Reaksi ramuan itu cepat, Harith yang tadinya mengerang kesakitan kini diam memejamkan matanya. Nafasnya masih ada, begitu pula dengan kikisan semacam bara api diwajahnya.
Namun saat ini kikisan bara api itu tidak secepat tadi. Kikisan itu melambat, Harith mulai tenang disana. Dengan sihirnya, Noella memindahkan tubuh kecil itu di atas ranjangnya.
"Sebenarnya ada apa dengan Kaisar?" Tanya Mikhail sambil menatap ke arah Kaisarnya.
Pagi ini baru saja ia memijakkan kakinya di Istana, namun suara teriakan dari beberapa Musketeers penjaga, membuat Mikhail berlari terbirit-birit menghampiri ruangan Harith.
Rupanya Kaisar nya itu sudah tergeletak disana sambil mengerang kesakitan. Beberapa Musketeers berlari keluar, berusaha mencari pertolongan. Mereka mencari Madam Geralda beserta Noella.
Saat itulah Mikhail dengan cekatan mulai mengeluarkan beberapa bahan ramuan dalam domainnya, meraciknya saat itu juga. Bersamaan dengan itu, Madam Geralda datang membantunya.
"Ini Fananya!" Jawab Debora, Madam Geralda memperhatikan apa yang Debora ucapkan.
"Fana akan memakan hal yang hidup, jika hal itu meminta lebih dari kapasitas tubuhnya." Ucap Debora menjelaskan.
Dua Musketeers muda, Debora dan Mikhail sama sekali tak paham perihal apa yang Noella jelaskan namun mereka berusaha menuntut, kapasitas otak mereka agar memahami hal itu.
"Fana dan Mana, apa bedanya Nona?"
Pertanyaan dari Mikhail membuat Noella mengangguk. Pelajaran mengenai Fana memang belum mereka dapatkan. Mereka hanya mengerti dan paham, perihal apa itu Mana.
"Mana, adalah energi kalian! Dimana disana kalian tau, untuk membuat sihir bekerja maka diperlukan mana disana. Sebut saja, mana adalah bahan bakarnya."
Ya, dari situ mereka masih memahaminya. Pelajaran mengenai mana adalah hal yang paling dasar.
"Fana, dia adalah sistem mana yang tidak boleh digunakan. Seorang penyihir akan lebih baik, menggunakan sihirnya sesuai dengan kapasitas dan kemampuan mananya. Jika batas manamu, ada di level 3, misalkan, maka seluruh sihir level 3 saja yang mampu kau gunakan. Untuk membuka level berikutnya, kau harus bekerja lebih keras lagi meningkatkan manamu. Namun jika kau seorang penyihir yang berani mengambil resiko, maka kau bisa menggunakan Fanamu. Fana adalah sesuatu yang akan membawamu melampaui batasanmu secara instan, dengan syarat."

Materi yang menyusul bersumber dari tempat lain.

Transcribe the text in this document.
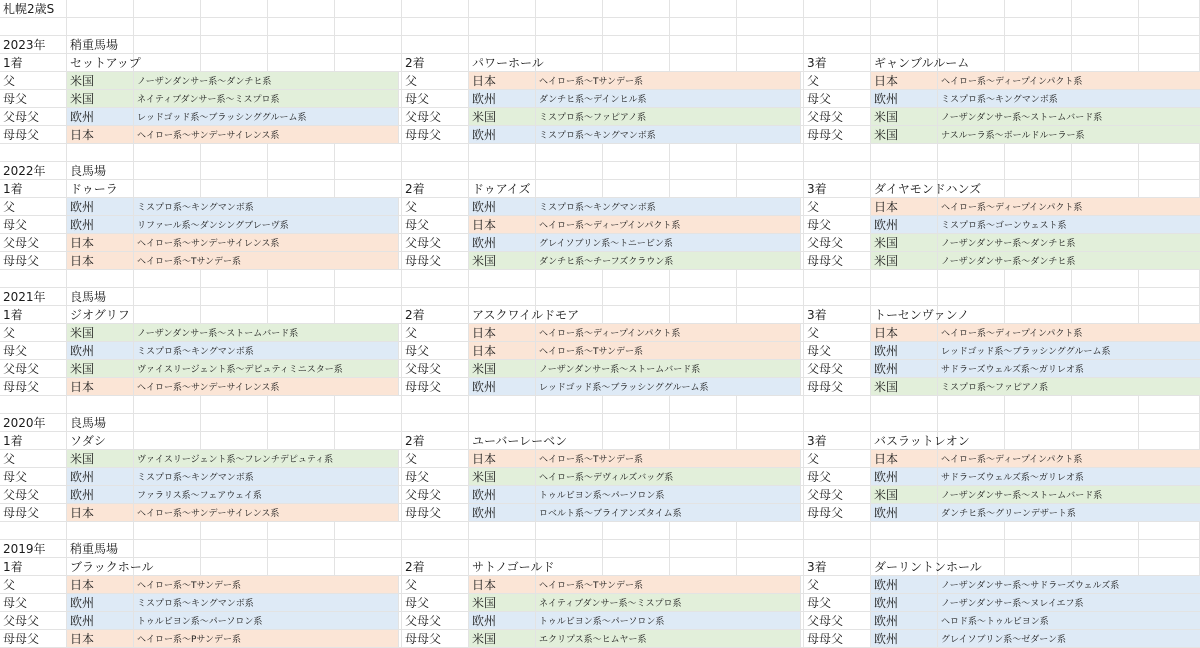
札幌2歳S
2023年 稍重馬場
1着	セットアップ	2着	パワーホール	3着	ギャンブルルーム
父	米国	ノーザンダンサー系～ダンチヒ系	父	日本	ヘイロー系～Tサンデー系	父	日本	ヘイロー系～ディープインパクト系
母父	米国	ネイティブダンサー系～ミスプロ系	母父	欧州	ダンチヒ系～デインヒル系	母父	欧州	ミスプロ系～キングマンボ系
父母父	欧州	レッドゴッド系～ブラッシンググルーム系	父母父	米国	ミスプロ系～ファピアノ系	父母父	米国	ノーザンダンサー系～ストームバード系
母母父	日本	ヘイロー系～サンデーサイレンス系	母母父	欧州	ミスプロ系～キングマンボ系	母母父	米国	ナスルーラ系～ボールドルーラー系
2022年 良馬場
1着	ドゥーラ	2着	ドゥアイズ	3着	ダイヤモンドハンズ
父	欧州	ミスプロ系～キングマンボ系	父	欧州	ミスプロ系～キングマンボ系	父	日本	ヘイロー系～ディープインパクト系
母父	欧州	リファール系～ダンシングブレーヴ系	母父	日本	ヘイロー系～ディープインパクト系	母父	欧州	ミスプロ系～ゴーンウェスト系
父母父	日本	ヘイロー系～サンデーサイレンス系	父母父	欧州	グレイソブリン系～トニービン系	父母父	米国	ノーザンダンサー系～ダンチヒ系
母母父	日本	ヘイロー系～Tサンデー系	母母父	米国	ダンチヒ系～チーフズクラウン系	母母父	米国	ノーザンダンサー系～ダンチヒ系
2021年 良馬場
1着	ジオグリフ	2着	アスクワイルドモア	3着	トーセンヴァンノ
父	米国	ノーザンダンサー系～ストームバード系	父	日本	ヘイロー系～ディープインパクト系	父	日本	ヘイロー系～ディープインパクト系
母父	欧州	ミスプロ系～キングマンボ系	母父	日本	ヘイロー系～Tサンデー系	母父	欧州	レッドゴッド系～ブラッシンググルーム系
父母父	米国	ヴァイスリージェント系～デピュティミニスター系	父母父	米国	ノーザンダンサー系～ストームバード系	父母父	欧州	サドラーズウェルズ系～ガリレオ系
母母父	日本	ヘイロー系～サンデーサイレンス系	母母父	欧州	レッドゴッド系～ブラッシンググルーム系	母母父	米国	ミスプロ系～ファピアノ系
2020年 良馬場
1着	ソダシ	2着	ユーバーレーベン	3着	バスラットレオン
父	米国	ヴァイスリージェント系～フレンチデピュティ系	父	日本	ヘイロー系～Tサンデー系	父	日本	ヘイロー系～ディープインパクト系
母父	欧州	ミスプロ系～キングマンボ系	母父	米国	ヘイロー系～デヴィルズバッグ系	母父	欧州	サドラーズウェルズ系～ガリレオ系
父母父	欧州	ファラリス系～フェアウェイ系	父母父	欧州	トゥルビヨン系～パーソロン系	父母父	米国	ノーザンダンサー系～ストームバード系
母母父	日本	ヘイロー系～サンデーサイレンス系	母母父	欧州	ロベルト系～ブライアンズタイム系	母母父	欧州	ダンチヒ系～グリーンデザート系
2019年 稍重馬場
1着	ブラックホール	2着	サトノゴールド	3着	ダーリントンホール
父	日本	ヘイロー系～Tサンデー系	父	日本	ヘイロー系～Tサンデー系	父	欧州	ノーザンダンサー系～サドラーズウェルズ系
母父	欧州	ミスプロ系～キングマンボ系	母父	米国	ネイティブダンサー系～ミスプロ系	母父	欧州	ノーザンダンサー系～ヌレイエフ系
父母父	欧州	トゥルビヨン系～パーソロン系	父母父	欧州	トゥルビヨン系～パーソロン系	父母父	欧州	ヘロド系～トゥルビヨン系
母母父	日本	ヘイロー系～Pサンデー系	母母父	米国	エクリプス系～ヒムヤー系	母母父	欧州	グレイソブリン系～ゼダーン系
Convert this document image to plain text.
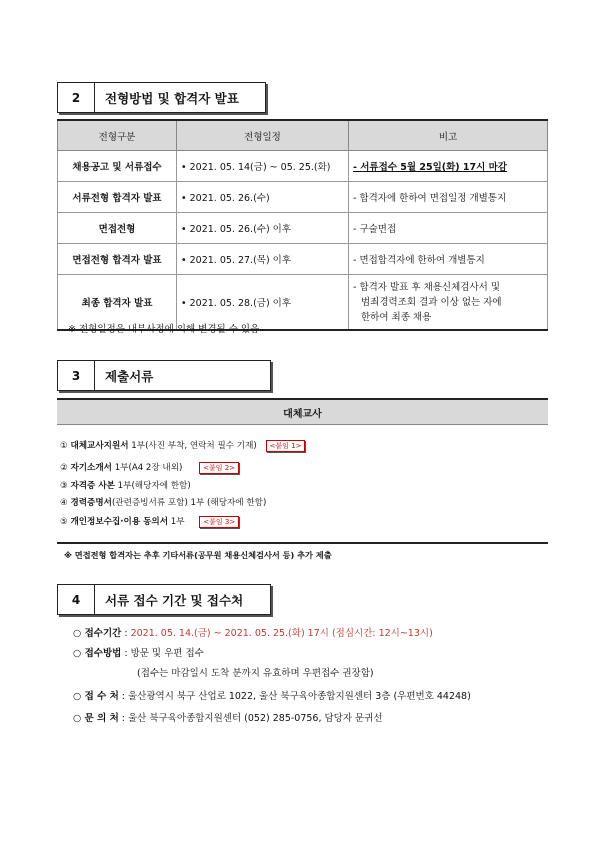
2	전형방법 및 합격자 발표
전형구분	전형일정	비고
채용공고 및 서류접수	• 2021. 05. 14(금) ~ 05. 25.(화)	- 서류접수 5월 25일(화) 17시 마감
서류전형 합격자 발표	• 2021. 05. 26.(수)	- 합격자에 한하여 면접일정 개별통지
면접전형	• 2021. 05. 26.(수) 이후	- 구술면접
면접전형 합격자 발표	• 2021. 05. 27.(목) 이후	- 면접합격자에 한하여 개별통지
최종 합격자 발표	• 2021. 05. 28.(금) 이후	- 합격자 발표 후 채용신체검사서 및
범죄경력조회 결과 이상 없는 자에
한하여 최종 채용
※ 전형일정은 내부사정에 의해 변경될 수 있음
3	제출서류
대체교사
① 대체교사지원서 1부(사진 부착, 연락처 필수 기재) <붙임 1>
② 자기소개서 1부(A4 2장 내외)	<붙임 2>
③ 자격증 사본 1부(해당자에 한함)
④ 경력증명서(관련증빙서류 포함) 1부 (해당자에 한함)
⑤ 개인정보수집·이용 동의서 1부	<붙임 3>
※ 면접전형 합격자는 추후 기타서류(공무원 채용신체검사서 등) 추가 제출
4	서류 접수 기간 및 접수처
○ 접수기간 : 2021. 05. 14.(금) ~ 2021. 05. 25.(화) 17시 (점심시간: 12시~13시)
○ 접수방법 : 방문 및 우편 접수
(접수는 마감일시 도착 분까지 유효하며 우편접수 권장함)
○ 접 수 처 : 울산광역시 북구 산업로 1022, 울산 북구육아종합지원센터 3층 (우편번호 44248)
○ 문 의 처 : 울산 북구육아종합지원센터 (052) 285-0756, 담당자 문귀선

Penjelasan itu membuat Debora dan Mikhail saling tatap. Rupanya penyihir bisa melampaui batas mereka secara instan, namun mendengar pernyataan bahwa ada syarat disana.
"Ini bersyarat, juga beresiko. Kepada jiwa-jiwa yang hidup, fana akan memakan bagian dirimu yang hidup. Mereka yang sering menggunakan fananya, ketika batasan penggunaannya sudah dilampaui. Maka, mereka akan hilang dari dunia ini." Jelas Noella.
Disana Debora teringat akan apa yang sudah Rey sering lakukan untuk mereka. Tiap kali Rey kehilangan kendali atas kekuatannya, artinya, tiap saat itu Rey sering menggunakan Fananya.
"Artinya, sama dengan bunuh diri secara perlahan?" Tanya Debora, ia menunduk.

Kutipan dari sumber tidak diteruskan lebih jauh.